House Passes Rep. Judy Chu’s Resolution of Regret for the Chinese Exclusion Act

Jun 19, 2012 Issues: Immigration

Washington, DC – Today, the House of Representatives unanimously passed a bipartisan resolution introduced by Congresswoman Judy Chu (CA-32), that formally expresses the regret of the House of Representatives for the Chinese Exclusion Act of 1882 and other legislation that discriminated against people of Chinese origin in the United States.  Congresswoman Chu’s bill, H. Res 683, is only the fourth resolution of regret in the past 25 years to be passed by both houses of the U.S. Congress.  Following this historic vote, Rep. Chu released the following statement:

“Today the House made history when both chambers of Congress officially and formally acknowledged the ugly and un-American nature of laws that targeted Chinese immigrants.  The Chinese Exclusion Act enshrined injustice into our legal code – it stopped the Chinese, and the Chinese alone, from immigrating, from ever becoming naturalized citizens and ever having the right to vote.  The last generation of people personally affected by these laws is leaving us, and finally Congress has expressed the sincere regret that Chinese Americans deserve and reaffirmed our commitment to the civil rights of all people.  This is only the fourth time that Congress has passed such a resolution of regret in the last 25 years. This makes today a rare moment in history for the Chinese American Community.”

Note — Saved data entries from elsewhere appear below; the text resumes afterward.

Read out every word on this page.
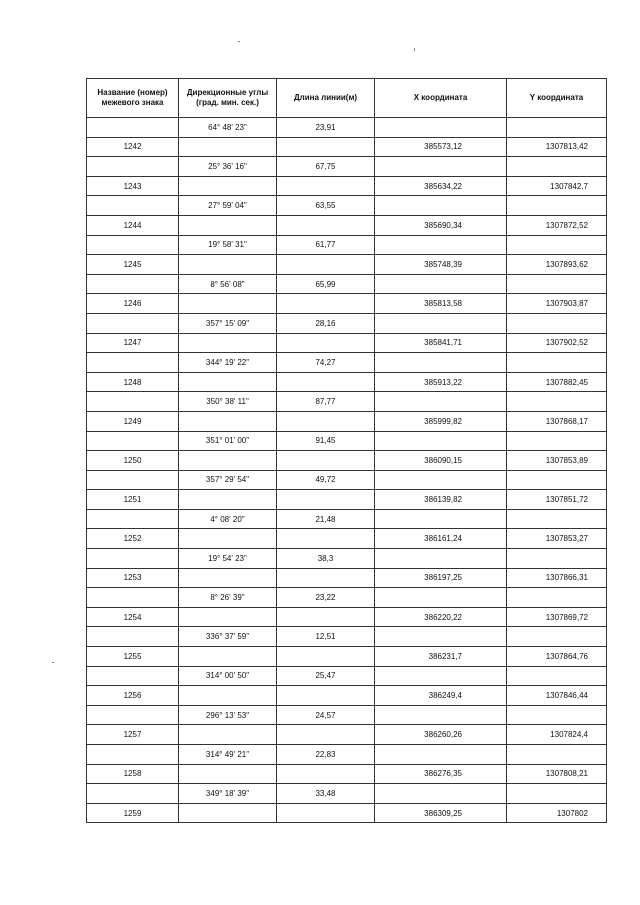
Название (номер) межевого знака	Дирекционные углы (град. мин. сек.)	Длина линии(м)	X координата	Y координата
	64° 48' 23"	23,91		
1242			385573,12	1307813,42
	25° 36' 16"	67,75		
1243			385634,22	1307842,7
	27° 59' 04"	63,55		
1244			385690,34	1307872,52
	19° 58' 31"	61,77		
1245			385748,39	1307893,62
	8° 56' 08"	65,99		
1246			385813,58	1307903,87
	357° 15' 09"	28,16		
1247			385841,71	1307902,52
	344° 19' 22"	74,27		
1248			385913,22	1307882,45
	350° 38' 11"	87,77		
1249			385999,82	1307868,17
	351° 01' 00"	91,45		
1250			386090,15	1307853,89
	357° 29' 54"	49,72		
1251			386139,82	1307851,72
	4° 08' 20"	21,48		
1252			386161,24	1307853,27
	19° 54' 23"	38,3		
1253			386197,25	1307866,31
	8° 26' 39"	23,22		
1254			386220,22	1307869,72
	336° 37' 59"	12,51		
1255			386231,7	1307864,76
	314° 00' 50"	25,47		
1256			386249,4	1307846,44
	296° 13' 53"	24,57		
1257			386260,26	1307824,4
	314° 49' 21"	22,83		
1258			386276,35	1307808,21
	349° 18' 39"	33,48		
1259			386309,25	1307802
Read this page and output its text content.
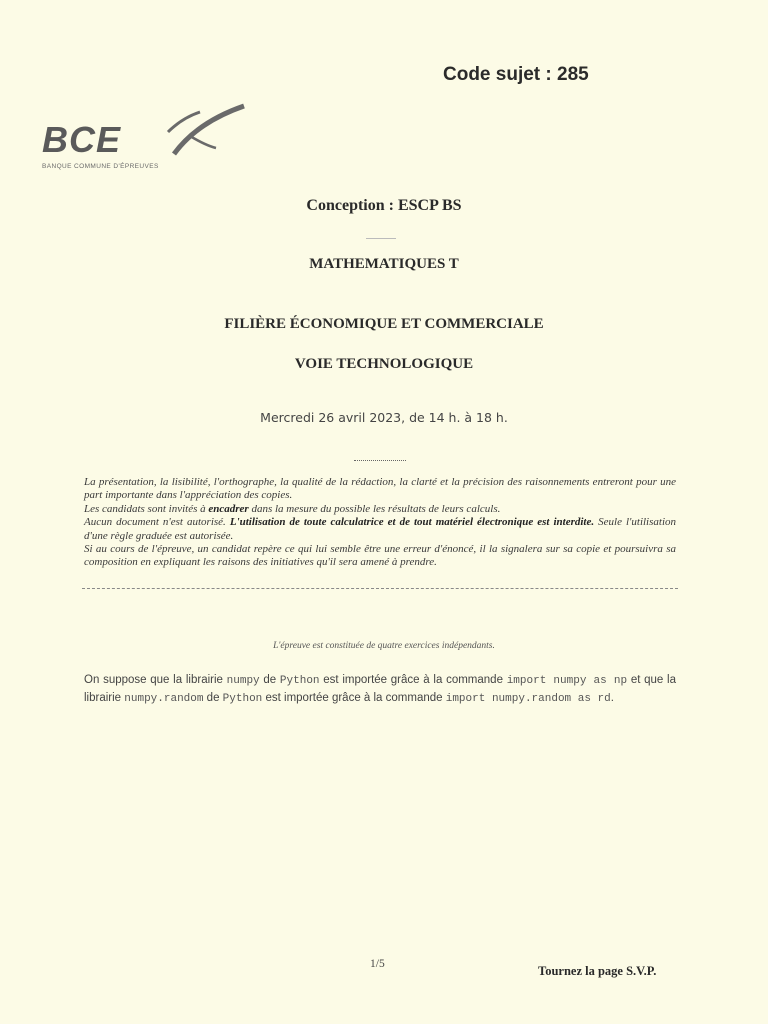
Code sujet : 285
BCE
BANQUE COMMUNE D'ÉPREUVES
Conception : ESCP BS
MATHEMATIQUES T
FILIÈRE ÉCONOMIQUE ET COMMERCIALE
VOIE TECHNOLOGIQUE
Mercredi 26 avril 2023, de 14 h. à 18 h.

La présentation, la lisibilité, l'orthographe, la qualité de la rédaction, la clarté et la précision des raisonnements entreront pour une part importante dans l'appréciation des copies.

Les candidats sont invités à encadrer dans la mesure du possible les résultats de leurs calculs.

Aucun document n'est autorisé. L'utilisation de toute calculatrice et de tout matériel électronique est interdite. Seule l'utilisation d'une règle graduée est autorisée.

Si au cours de l'épreuve, un candidat repère ce qui lui semble être une erreur d'énoncé, il la signalera sur sa copie et poursuivra sa composition en expliquant les raisons des initiatives qu'il sera amené à prendre.

L'épreuve est constituée de quatre exercices indépendants.
On suppose que la librairie numpy de Python est importée grâce à la commande import numpy as np et que la librairie numpy.random de Python est importée grâce à la commande import numpy.random as rd.
1/5	Tournez la page S.V.P.
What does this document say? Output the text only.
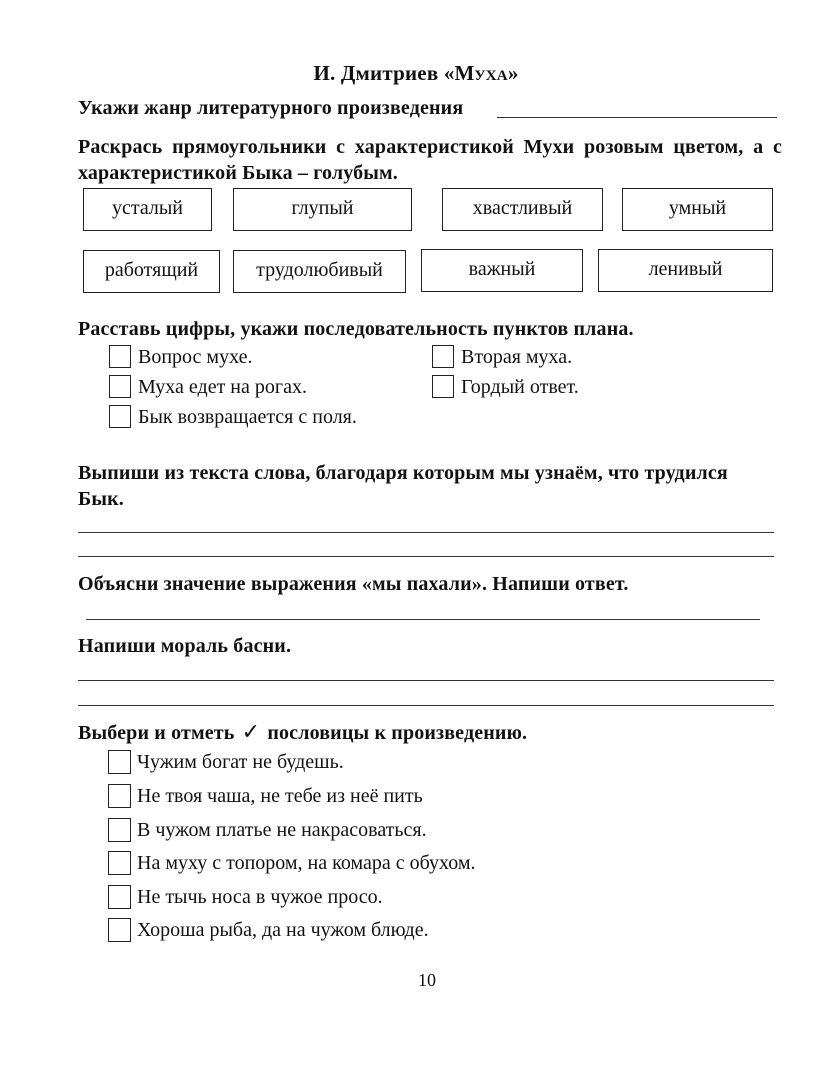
И. Дмитриев «Муха»
Укажи жанр литературного произведения
Раскрась прямоугольники с характеристикой Мухи розовым цветом, а с характеристикой Быка – голубым.
усталый	глупый	хвастливый	умный
работящий	трудолюбивый	важный	ленивый
Расставь цифры, укажи последовательность пунктов плана.
Вопрос мухе.
Муха едет на рогах.
Бык возвращается с поля.
Вторая муха.
Гордый ответ.
Выпиши из текста слова, благодаря которым мы узнаём, что трудился
Бык.
Объясни значение выражения «мы пахали». Напиши ответ.
Напиши мораль басни.
Выбери и отметь ✓ пословицы к произведению.
Чужим богат не будешь.
Не твоя чаша, не тебе из неё пить
В чужом платье не накрасоваться.
На муху с топором, на комара с обухом.
Не тычь носа в чужое просо.
Хороша рыба, да на чужом блюде.
10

Background:  Congresswoman Judy Chu authored H. Res. 683 to express the regret of the House of Representatives for passing the Chinese Exclusion Act in 1882.  That law prevented Chinese citizens from becoming naturalized American citizens, voting, or immigrating to the United States.  It lasted for 60 years until 1943, scarring the Chinese American community for generations. This was the first and only federal law in U.S. history that excluded a single group of people from immigration on no basis other than their race, splitting apart families permanently.